Галя вернулась следом за ними и прошла опять в канцелярию. Чижов уже не писал, а, видимо по привычке, рисовал на листке бумаги вензеля.
Скрипнула дверь. Галя подняла голову и увидела Штихеля. Он с широкой улыбкой обрадованно шагнул к ней:
— Здравствуйте! Рад вас видеть, Галина Антоновна. Отчего вы грустны? У вас плохое настроение, да?
Он развел руки. В одной — фотоаппарат, на другой висит плащ, через плечо — сумка с надписью «Аэрофлот».
— Что же вы стоите? — сказала Галя. — Вон стул, садитесь.
Чижов поспешно подвинул стул и тоже предложил сесть, осведомившись:
— За очерками приехали?
— Что-нибудь услышим, снимем и напишем, — ответил Штихель, садясь. — А я вот узнал о лекции — и сюда, пораньше, занять место в зале…
— Хватит издеваться, — недовольно сказала Галя. — Вы же видели, зал пуст.
— Вполне объяснимо. Такой день…
— Какой? — насторожилась Галя.
— Аванс дают, — ответил Штихель, заложив ногу за ногу. — До Блока ли тут?
Галя вспомнила парней с магнитофоном и помрачнела: «Вот в чем, оказывается, причина! День получки! Хорошенькая новость…»
— Какие дикие нравы! — укоризненно покачав головой, сказала Галя.
Штихель закурил сигарету, затянулся с удовольствием, будто не курил неделю. Чижов, пропустив мимо ушей замечание о диких нравах, вышел посмотреть, много ли собралось народу. Вернувшись, уныло сообщил:
— В зале восемь человек.
Галя посмотрела на часы и решительно встала:
— Пойду,
— Куда вы? — спросил Чижов.
— Читать лекцию.
— Но ведь только восемь!..
— Восемь заинтересованных лучше восьмидесяти равнодушных, — резковато сказала Галя.
— Хорошо сказано! — одобрил Штихель, положил окурок в пепельницу. — Я буду девятым, Чижов — десятым. Круглое число.

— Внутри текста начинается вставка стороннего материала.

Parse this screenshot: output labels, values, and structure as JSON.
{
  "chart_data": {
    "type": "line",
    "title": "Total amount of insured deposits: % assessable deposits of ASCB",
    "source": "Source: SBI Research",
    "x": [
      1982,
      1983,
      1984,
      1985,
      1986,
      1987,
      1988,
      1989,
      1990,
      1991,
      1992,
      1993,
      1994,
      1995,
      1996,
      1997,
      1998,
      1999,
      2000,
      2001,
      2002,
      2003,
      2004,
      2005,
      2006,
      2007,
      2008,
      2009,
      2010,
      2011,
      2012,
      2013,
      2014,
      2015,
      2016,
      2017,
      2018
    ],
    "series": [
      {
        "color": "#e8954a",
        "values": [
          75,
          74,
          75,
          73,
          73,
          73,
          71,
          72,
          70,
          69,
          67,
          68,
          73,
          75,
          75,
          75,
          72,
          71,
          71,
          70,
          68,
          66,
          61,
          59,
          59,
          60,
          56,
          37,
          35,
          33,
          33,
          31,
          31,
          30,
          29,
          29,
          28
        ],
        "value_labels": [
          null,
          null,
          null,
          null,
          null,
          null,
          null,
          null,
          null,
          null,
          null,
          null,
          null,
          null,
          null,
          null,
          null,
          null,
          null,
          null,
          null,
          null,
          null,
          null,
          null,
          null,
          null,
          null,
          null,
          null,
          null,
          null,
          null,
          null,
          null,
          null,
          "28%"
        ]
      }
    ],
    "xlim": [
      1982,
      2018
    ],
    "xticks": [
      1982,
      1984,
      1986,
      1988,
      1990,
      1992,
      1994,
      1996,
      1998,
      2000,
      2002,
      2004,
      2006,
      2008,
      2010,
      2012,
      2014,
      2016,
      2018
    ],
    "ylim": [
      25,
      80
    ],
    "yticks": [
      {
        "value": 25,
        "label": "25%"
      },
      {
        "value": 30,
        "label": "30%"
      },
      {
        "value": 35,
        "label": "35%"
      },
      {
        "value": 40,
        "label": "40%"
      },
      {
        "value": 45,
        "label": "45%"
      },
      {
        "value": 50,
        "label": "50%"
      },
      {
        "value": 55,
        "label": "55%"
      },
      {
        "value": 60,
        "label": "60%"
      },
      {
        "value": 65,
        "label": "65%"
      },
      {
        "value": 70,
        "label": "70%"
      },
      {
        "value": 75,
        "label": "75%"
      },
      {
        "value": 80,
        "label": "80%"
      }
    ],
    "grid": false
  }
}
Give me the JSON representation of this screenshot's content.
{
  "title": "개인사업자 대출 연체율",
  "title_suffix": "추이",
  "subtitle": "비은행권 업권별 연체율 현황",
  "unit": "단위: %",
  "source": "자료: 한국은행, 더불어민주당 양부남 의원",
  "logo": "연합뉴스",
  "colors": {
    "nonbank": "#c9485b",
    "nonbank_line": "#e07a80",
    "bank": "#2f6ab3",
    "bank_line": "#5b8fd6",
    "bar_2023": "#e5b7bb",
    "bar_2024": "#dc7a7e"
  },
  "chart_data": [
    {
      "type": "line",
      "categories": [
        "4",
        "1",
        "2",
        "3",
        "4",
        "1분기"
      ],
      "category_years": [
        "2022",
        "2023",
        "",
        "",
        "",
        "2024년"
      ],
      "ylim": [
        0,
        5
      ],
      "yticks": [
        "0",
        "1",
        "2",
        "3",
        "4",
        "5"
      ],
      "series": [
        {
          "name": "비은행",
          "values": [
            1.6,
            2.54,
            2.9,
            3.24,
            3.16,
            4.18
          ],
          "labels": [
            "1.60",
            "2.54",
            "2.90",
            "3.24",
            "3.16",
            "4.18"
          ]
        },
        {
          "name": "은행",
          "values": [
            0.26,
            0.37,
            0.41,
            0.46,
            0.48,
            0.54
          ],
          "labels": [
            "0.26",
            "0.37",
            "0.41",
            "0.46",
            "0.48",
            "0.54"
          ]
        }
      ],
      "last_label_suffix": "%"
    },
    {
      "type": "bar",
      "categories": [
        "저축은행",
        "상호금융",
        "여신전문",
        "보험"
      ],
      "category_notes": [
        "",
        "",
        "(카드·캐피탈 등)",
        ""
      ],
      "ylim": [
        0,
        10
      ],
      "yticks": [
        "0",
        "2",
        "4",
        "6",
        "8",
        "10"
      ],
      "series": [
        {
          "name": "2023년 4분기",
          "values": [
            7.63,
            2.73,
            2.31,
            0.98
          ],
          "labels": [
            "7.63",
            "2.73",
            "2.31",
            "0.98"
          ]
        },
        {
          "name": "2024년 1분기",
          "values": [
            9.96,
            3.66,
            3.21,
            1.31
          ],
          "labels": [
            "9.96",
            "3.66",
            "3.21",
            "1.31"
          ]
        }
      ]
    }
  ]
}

Чижов, удивляясь тому, что Ишимова решила читать лекцию перед таким мизерным количеством людей, пригласил собравшихся пересесть поближе, на первый ряд. Среди слушателей Галя увидела Девятова. Он сидел с выражением настороженной неловкости, поглядывая на входную дверь: то ли ждал, не придет ли кто-нибудь еще, то ли хотел уйти сам… Рядом с ним сел Штихель, по привычке заложив ногу за ногу. Галя вспомнила рассказ шофера Бережного про милицейскую лошадь и невольно улыбнулась. Все десять, приняв это на свой счет, ответили ей улыбкой. Девчата-школьницы нетерпеливо посматривали на золотоволосую лекторшу в ожидании необыкновенного. Галя подняла голову, и уверенный, звонкий голос ее покатился по залу:
О, весна без конца и без краю —
Без конца и без краю мечта!
Узнаю тебя, жизнь! Принимаю!
И приветствую звоном щита!
Принимаю тебя, неудача,
И удача, тебе мой привет!
В заколдованной области плача,
В тайне смеха — позорного нет!
— Александр Александрович Блок. Великий русский поэт, — говорила она, — на долю которого выпало счастье жить и творить в России, которую он любил и боготворил, как прекрасную женщину, мечтал, чтобы его искренний, пророческий голос был услышан последующими поколениями. Он жил в сложное время, на рубеже двух миров, в эпоху подготовки и свершения Великой Октябрьской социалистической революции. О своем времени он писал: «Наше время — время, когда то, о чем мечтают, как об идеале, надо воплощать сейчас. Школа стремительности!»